Schreihofer AM, Guyenet PG (1999) Abolition of cyanide-induced sympathoexcitation by selective lesion of bulbospinal catecholaminergic neurons. Neuroscience 1999 Abstracts 474.6. Society for Neuroscience, MIami, FL
The rostral ventrolateral medulla (RVLM) contains BS C1 adrenergic cells and non-CA neurons whose relative importance for the production of sympathetic vasomotor tone and cardiovascular reflexes remains unknown. In the present study we evaluate 2 sympathetic reflexes after selective lesions of BS CA neurons with the neurotoxin saporin-anti-dopamine beta hydroxylase (SAP-DBH).

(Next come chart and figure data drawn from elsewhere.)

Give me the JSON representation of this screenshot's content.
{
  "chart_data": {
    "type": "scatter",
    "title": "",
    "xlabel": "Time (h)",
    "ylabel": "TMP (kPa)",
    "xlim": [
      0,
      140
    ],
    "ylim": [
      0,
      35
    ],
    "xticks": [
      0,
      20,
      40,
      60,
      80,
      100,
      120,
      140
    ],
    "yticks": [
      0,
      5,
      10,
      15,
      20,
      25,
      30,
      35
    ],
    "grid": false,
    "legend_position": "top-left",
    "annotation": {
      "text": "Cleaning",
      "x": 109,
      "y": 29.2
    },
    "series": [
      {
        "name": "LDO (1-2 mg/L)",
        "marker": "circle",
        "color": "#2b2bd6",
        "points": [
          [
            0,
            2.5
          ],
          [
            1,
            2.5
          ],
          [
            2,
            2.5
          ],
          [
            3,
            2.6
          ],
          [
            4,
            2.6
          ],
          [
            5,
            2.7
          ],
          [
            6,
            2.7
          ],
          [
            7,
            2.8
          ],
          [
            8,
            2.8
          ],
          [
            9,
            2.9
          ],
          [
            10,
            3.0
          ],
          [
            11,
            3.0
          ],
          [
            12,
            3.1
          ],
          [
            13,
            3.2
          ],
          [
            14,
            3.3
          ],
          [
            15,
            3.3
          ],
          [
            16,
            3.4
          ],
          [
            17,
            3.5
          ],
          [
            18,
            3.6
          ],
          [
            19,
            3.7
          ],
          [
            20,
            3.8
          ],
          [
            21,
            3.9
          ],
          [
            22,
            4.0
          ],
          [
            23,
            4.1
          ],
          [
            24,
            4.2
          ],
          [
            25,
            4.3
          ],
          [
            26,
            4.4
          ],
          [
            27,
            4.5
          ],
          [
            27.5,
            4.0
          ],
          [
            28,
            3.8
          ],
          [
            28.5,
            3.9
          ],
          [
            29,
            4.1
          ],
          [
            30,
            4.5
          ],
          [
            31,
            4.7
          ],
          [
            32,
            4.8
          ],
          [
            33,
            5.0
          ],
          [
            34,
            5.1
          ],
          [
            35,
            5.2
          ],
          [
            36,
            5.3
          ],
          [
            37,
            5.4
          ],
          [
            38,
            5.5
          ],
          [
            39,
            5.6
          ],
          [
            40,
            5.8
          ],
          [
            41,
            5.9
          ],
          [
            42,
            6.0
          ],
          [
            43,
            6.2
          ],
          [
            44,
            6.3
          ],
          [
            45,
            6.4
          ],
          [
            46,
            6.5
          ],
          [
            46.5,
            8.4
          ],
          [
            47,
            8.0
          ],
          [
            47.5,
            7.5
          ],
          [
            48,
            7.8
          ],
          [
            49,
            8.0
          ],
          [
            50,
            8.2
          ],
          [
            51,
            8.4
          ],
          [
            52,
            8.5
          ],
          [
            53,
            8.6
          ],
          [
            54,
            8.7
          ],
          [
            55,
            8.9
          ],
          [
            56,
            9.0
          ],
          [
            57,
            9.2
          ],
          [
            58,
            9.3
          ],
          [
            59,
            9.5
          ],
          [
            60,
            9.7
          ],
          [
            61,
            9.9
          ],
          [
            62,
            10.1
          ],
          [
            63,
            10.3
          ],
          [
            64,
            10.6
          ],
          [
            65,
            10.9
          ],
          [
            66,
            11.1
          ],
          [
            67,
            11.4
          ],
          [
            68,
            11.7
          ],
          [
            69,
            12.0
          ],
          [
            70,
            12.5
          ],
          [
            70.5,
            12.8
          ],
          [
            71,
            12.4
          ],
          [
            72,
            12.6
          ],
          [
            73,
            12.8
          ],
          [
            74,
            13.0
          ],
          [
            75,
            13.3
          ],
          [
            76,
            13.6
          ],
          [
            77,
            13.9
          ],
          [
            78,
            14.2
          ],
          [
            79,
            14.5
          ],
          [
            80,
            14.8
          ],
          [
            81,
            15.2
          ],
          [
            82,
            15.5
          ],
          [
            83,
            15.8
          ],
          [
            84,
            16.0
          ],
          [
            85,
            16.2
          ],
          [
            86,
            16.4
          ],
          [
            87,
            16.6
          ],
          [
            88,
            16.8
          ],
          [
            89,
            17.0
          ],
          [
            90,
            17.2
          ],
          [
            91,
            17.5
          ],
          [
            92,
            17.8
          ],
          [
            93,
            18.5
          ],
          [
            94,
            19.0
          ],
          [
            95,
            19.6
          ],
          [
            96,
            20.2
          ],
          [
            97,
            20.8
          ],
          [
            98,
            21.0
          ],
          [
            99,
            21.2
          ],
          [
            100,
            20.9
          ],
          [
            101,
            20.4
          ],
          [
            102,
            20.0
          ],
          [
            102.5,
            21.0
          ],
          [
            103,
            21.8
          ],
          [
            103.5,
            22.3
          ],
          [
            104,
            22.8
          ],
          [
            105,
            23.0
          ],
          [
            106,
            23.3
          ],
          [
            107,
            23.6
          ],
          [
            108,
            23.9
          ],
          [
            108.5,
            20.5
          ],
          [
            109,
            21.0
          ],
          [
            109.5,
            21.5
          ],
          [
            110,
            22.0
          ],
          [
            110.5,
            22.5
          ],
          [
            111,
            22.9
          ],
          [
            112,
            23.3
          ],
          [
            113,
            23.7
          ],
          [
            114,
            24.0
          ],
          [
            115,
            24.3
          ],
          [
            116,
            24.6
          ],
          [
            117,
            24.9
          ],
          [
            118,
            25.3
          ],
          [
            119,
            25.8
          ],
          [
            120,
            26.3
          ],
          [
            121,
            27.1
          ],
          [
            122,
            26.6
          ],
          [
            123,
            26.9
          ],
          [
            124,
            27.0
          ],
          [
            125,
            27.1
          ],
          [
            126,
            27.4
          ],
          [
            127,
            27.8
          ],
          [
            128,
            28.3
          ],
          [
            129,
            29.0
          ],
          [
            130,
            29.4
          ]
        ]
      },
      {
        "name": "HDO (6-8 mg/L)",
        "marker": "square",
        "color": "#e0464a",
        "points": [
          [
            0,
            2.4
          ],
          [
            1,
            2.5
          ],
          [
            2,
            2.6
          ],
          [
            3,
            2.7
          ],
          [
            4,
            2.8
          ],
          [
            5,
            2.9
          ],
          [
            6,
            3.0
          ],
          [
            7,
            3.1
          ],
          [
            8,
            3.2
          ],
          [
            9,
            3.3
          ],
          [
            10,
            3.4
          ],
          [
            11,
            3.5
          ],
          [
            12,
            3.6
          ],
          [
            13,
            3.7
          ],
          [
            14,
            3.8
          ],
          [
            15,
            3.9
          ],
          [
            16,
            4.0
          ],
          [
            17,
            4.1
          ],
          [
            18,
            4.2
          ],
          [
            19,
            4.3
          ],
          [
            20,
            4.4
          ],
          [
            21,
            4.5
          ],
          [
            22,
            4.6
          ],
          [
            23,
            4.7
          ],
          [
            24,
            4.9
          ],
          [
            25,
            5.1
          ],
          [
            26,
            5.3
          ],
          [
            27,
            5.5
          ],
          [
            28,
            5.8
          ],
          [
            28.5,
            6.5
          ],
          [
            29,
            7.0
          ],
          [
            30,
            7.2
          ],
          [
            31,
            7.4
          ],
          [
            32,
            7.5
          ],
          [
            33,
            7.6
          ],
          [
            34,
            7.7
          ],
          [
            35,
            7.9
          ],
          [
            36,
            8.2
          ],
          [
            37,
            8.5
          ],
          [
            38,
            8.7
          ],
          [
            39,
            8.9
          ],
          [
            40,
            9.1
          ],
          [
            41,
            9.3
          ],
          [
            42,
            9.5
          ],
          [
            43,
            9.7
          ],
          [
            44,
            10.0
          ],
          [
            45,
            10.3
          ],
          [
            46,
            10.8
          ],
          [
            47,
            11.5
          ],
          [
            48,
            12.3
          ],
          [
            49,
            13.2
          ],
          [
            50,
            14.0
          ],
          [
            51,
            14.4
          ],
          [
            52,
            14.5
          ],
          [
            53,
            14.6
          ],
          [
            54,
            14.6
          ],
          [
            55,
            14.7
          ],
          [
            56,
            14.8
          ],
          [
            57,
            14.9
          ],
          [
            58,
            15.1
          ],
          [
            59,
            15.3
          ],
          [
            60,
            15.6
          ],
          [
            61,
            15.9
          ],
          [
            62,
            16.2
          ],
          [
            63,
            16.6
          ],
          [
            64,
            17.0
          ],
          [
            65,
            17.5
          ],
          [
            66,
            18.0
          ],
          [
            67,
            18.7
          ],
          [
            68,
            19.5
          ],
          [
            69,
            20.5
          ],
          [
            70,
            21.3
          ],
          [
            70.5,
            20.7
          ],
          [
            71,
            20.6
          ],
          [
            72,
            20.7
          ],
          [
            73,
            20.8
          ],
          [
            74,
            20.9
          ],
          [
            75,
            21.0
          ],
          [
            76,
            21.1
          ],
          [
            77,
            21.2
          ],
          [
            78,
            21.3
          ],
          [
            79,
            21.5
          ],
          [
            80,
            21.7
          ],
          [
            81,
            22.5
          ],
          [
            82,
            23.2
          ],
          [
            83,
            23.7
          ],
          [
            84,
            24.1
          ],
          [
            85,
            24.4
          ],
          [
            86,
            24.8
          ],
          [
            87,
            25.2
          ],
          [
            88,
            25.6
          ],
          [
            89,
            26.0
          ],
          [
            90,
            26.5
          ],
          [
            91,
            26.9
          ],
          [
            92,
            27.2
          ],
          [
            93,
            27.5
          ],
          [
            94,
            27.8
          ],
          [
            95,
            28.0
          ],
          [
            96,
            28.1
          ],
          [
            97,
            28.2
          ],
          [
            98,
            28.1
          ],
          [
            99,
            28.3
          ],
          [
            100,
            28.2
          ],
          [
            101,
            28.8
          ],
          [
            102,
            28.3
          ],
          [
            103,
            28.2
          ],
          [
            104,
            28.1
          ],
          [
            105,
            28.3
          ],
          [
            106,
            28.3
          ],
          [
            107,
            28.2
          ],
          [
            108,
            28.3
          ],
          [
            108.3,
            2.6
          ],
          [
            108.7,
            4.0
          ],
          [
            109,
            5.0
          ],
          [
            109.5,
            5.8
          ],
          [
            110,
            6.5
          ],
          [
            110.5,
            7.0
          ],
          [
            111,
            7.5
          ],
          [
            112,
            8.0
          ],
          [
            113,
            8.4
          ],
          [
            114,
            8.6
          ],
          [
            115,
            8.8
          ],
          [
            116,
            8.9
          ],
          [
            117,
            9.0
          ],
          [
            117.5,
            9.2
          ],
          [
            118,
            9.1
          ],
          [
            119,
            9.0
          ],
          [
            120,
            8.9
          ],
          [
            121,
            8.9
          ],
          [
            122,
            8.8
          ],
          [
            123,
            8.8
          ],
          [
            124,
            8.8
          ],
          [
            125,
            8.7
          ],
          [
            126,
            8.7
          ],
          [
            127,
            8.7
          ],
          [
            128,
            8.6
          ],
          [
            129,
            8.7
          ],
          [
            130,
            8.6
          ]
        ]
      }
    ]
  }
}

Rats received bilateral microinjections of SAP-DBH (42 ng/200nl/site) into the spinal cord centered at the intermediolateral cell column at T2 & T4 & T6 and were allowed to recover for 3-5 weeks. Arterial pressure (AP), heart rate (HR), and splanchnic nerve activity (SNA) were measured while the rats were chloralose-anesthetized, artificially ventilated, and paralyzed. Baseline AP and HR were comparable between control rats (n-7, 113 +/- 7 mmHg, 426 +/- 12 bpm) and lesioned rats (n=7, 123 +/- 4 mmHg, 448 +/- 7 bpm). In control rats stimulation of the carotid chemoreflex (100 micrograms/kg sodium cyanide, iv) produced a burst in SNA (266 +/- 26%) followed by inhibition (to 18 +/- 3% of base). In contrast, in the SAP-DBH-treated animals cyanide produced only an inhibition of SNA (to 33 +/- 7% of base). Mean AP responses mirrored the SNA responses. In contrast, the Bezold-Jarisch reflex was not diminished in the SAP-DBH-treated rats. Phenyl biguanide (5 micrograms/kg, iv) decreased AP (22 +/- 3 vs. 42 +/- 5 mmHg), SNA (85 +/- 4 vs. 67 +/- 6%), and HR (28 +/- 6 vs. 56 +/- 7 bpm) in control rats and lesioned rats respectively. Histological examination revealed that SAP-DBH depleted the vast majority of BS C1 cells (>70% of the rostral third of the C1 cell group), and >80% of the A5 cell group. These results indicate that sympathetic vasomotor tone persists and rats have a normal mean AP in the absence of most of BS C1 and A5 cells. Although the BS C1 cells may not be required for the Bezold-Jarisch reflex, BS CA cells are essential for the sympathoexcitatory response to cyanide. Work supported by NIH 28785.